Evaluating AI agents needs environments with two properties that usually trade off: the rules have to be small enough to formalise cleanly, and the strategy has to be rich enough that simple heuristics get crushed by stronger play. Most environments are one or the other. Tic-tac-toe is too thin; modern video games are too thick. Planet Wars sits in the right middle.
The game itself: a few planets that produce ships over time, a clock, no fog of war (in the full-information variant). You can send ships to capture neutral planets, attack enemy ones, or sit back and accumulate. Five-minute rules, deep tactics.
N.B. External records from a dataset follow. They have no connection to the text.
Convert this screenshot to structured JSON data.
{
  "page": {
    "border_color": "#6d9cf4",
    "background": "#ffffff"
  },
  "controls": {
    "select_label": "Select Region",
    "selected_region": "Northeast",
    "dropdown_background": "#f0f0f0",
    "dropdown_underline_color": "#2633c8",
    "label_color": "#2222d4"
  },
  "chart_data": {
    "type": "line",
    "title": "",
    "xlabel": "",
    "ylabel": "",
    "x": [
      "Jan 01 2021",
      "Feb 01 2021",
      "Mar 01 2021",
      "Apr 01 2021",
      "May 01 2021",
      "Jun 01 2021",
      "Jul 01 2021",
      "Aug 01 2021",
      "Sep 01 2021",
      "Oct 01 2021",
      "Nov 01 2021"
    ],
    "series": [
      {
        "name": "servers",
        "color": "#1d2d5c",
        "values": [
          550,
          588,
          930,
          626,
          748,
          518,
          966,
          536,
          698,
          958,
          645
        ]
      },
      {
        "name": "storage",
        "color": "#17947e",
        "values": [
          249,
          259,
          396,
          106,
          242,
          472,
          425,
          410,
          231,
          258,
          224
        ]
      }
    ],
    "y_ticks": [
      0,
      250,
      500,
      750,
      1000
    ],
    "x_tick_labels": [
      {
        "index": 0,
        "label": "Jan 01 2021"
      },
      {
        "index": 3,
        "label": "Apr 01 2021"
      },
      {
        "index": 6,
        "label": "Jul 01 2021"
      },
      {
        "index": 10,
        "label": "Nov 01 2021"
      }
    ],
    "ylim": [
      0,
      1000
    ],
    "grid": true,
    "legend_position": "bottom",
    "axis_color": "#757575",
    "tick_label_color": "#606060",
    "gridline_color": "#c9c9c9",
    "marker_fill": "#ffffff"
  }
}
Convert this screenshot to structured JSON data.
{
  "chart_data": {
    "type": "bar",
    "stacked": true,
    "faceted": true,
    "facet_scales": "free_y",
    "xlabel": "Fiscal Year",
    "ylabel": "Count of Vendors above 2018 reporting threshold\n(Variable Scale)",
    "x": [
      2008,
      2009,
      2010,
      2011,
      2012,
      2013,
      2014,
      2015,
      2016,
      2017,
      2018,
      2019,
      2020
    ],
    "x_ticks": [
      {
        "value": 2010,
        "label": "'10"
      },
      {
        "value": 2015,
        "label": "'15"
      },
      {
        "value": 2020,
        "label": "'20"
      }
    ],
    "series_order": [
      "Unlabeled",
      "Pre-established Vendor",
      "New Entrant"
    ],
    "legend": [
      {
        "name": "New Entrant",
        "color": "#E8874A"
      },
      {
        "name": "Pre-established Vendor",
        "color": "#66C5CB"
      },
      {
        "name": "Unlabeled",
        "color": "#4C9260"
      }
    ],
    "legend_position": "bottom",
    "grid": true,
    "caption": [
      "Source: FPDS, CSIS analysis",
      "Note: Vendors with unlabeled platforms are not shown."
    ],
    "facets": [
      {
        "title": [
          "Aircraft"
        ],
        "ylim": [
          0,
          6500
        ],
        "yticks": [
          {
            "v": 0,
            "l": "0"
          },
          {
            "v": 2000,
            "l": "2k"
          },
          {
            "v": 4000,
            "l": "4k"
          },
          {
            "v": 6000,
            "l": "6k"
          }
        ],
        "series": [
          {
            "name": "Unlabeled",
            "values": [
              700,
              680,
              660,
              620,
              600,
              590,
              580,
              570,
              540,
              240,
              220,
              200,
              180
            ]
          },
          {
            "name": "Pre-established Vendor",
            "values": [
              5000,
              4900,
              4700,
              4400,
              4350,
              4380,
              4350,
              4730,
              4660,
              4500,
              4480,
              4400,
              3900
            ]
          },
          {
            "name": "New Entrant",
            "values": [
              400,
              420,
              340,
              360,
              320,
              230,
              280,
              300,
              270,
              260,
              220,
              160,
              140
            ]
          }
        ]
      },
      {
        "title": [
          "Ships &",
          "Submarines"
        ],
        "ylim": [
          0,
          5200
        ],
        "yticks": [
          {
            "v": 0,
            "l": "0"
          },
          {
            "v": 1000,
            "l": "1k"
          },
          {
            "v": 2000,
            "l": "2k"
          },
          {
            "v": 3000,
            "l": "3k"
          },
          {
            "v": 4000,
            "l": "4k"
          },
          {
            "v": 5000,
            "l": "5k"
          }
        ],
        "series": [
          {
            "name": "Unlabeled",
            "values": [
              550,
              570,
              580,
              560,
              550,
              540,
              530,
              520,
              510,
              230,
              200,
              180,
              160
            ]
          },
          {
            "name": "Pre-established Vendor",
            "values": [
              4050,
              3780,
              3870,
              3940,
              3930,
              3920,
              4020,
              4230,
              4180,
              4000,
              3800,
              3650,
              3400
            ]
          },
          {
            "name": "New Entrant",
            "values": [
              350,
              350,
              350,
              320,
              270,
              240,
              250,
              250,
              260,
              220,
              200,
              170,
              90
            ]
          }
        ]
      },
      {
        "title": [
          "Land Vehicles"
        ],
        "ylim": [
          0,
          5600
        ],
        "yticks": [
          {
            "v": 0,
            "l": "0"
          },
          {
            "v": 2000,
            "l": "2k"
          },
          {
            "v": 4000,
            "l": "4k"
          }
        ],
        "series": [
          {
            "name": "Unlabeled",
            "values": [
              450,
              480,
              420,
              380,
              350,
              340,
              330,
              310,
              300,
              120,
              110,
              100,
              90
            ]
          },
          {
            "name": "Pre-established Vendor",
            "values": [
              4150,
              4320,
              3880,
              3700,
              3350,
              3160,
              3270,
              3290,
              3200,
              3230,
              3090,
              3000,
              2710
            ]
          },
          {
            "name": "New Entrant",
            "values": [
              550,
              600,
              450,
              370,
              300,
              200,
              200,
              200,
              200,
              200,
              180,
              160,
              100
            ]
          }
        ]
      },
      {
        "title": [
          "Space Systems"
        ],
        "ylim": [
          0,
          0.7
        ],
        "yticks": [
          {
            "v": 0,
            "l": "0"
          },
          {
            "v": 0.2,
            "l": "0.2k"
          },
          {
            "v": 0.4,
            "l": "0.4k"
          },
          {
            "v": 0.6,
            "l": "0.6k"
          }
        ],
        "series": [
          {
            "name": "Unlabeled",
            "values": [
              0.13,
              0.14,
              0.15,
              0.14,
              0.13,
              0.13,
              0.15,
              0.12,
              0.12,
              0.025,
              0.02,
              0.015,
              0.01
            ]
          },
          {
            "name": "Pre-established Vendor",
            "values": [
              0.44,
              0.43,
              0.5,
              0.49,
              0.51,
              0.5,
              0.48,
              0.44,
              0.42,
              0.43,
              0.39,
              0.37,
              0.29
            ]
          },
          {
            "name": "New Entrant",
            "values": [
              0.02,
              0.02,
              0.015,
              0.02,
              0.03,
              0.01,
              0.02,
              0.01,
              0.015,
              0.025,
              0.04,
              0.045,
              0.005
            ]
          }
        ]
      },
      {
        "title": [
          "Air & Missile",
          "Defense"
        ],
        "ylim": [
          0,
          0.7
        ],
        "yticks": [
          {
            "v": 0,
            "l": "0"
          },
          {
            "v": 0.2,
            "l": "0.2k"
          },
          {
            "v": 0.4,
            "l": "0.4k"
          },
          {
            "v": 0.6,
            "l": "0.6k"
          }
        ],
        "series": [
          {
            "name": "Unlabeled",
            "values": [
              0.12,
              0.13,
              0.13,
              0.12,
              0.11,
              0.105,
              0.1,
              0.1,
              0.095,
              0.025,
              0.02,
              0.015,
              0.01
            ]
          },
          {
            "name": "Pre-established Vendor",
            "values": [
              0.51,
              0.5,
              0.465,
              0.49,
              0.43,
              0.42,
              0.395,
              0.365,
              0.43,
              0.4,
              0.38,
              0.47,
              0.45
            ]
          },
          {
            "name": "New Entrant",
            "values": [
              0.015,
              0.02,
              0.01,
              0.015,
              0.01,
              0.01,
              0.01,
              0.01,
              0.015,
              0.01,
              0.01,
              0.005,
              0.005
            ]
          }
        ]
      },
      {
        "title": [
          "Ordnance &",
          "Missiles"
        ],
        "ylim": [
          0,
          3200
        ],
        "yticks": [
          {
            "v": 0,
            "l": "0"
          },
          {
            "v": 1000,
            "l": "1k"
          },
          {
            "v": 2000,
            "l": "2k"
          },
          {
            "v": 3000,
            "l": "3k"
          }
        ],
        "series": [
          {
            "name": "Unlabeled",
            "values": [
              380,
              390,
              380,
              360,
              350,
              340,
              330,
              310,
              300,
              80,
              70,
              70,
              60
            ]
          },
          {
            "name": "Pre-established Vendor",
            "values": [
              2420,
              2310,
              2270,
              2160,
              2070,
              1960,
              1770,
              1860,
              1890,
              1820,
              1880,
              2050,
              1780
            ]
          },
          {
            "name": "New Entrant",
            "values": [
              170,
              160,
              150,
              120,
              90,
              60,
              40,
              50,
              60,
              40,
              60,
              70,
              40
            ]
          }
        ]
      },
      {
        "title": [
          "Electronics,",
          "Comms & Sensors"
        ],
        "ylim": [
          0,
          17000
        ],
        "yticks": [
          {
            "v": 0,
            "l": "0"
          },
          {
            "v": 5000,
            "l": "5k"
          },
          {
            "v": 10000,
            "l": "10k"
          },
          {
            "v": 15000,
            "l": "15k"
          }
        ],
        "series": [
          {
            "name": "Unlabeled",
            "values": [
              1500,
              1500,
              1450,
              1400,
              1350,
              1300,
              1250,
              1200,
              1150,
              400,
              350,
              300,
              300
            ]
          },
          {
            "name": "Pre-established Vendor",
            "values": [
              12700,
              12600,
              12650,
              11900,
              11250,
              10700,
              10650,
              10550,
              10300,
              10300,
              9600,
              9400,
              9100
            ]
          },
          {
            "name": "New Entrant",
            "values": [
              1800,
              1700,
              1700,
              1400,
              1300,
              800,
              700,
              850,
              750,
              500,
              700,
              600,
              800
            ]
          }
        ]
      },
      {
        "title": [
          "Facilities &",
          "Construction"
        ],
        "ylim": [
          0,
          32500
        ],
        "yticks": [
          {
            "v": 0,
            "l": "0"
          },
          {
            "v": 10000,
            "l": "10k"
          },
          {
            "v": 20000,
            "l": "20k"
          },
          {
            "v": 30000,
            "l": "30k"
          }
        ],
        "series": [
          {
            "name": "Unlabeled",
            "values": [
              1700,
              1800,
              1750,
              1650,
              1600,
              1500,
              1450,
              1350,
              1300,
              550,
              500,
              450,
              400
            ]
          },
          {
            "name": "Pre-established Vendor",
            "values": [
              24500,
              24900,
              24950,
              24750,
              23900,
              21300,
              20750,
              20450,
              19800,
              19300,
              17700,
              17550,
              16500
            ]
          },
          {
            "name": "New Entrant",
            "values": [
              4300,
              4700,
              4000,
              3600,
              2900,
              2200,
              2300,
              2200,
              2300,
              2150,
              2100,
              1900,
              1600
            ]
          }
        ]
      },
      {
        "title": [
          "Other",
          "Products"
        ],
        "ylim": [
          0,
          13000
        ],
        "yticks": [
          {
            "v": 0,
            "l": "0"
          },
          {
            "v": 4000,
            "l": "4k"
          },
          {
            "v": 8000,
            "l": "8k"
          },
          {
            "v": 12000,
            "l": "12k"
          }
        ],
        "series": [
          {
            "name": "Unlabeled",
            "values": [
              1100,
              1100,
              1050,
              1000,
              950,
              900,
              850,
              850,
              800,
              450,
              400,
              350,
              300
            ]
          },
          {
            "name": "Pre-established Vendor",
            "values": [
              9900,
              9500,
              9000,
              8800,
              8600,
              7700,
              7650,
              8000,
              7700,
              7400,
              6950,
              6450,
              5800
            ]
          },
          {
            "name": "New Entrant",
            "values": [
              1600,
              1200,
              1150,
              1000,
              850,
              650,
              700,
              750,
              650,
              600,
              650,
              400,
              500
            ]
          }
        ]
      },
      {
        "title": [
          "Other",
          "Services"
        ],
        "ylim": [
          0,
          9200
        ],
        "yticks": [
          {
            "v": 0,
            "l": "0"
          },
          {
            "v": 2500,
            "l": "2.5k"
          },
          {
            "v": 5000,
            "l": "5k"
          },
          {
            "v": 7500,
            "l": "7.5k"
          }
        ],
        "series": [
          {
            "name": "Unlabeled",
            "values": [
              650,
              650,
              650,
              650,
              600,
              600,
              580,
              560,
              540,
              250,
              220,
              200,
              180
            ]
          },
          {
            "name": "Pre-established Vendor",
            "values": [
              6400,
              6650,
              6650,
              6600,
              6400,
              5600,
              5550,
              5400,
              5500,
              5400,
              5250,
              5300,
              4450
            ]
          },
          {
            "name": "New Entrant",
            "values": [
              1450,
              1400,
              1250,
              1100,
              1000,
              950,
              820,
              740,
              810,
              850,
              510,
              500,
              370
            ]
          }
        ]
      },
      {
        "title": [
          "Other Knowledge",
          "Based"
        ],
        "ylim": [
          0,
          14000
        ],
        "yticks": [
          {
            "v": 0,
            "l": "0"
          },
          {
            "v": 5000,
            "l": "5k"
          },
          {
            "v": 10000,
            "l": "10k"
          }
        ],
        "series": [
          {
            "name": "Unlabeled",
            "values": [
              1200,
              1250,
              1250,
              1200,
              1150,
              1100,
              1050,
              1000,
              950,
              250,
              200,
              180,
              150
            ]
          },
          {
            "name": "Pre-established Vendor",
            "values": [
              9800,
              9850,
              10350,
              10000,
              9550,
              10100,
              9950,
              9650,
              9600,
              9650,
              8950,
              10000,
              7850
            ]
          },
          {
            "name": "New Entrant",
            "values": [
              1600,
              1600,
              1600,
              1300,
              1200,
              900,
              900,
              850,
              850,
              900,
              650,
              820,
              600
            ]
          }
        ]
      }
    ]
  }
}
A single match finishes in seconds, so you can run thousands of agent-vs-agent matches per evaluation round — which is what evolutionary loops need.
The repo packages the game two ways. Headless batch mode for evolutionary training (pack a generation against a roster of Hall-of-Fame opponents, score on win rate). GUI viewer for replay analysis (game_log_to_html_string exports a self-contained game replay you can scrub through). Both fully observable and partial-information variants are supported.
Built as the agent-evaluation testbed for the fsgp neuroevolution agenda — recent work has been on tier-0 tick-loop cleanup, packed-game scheduling so each evolved agent plays a multi-opponent round per Hall-of-Fame sample, and a GameProgressCallback that streams per-tick state to a W&B dashboard.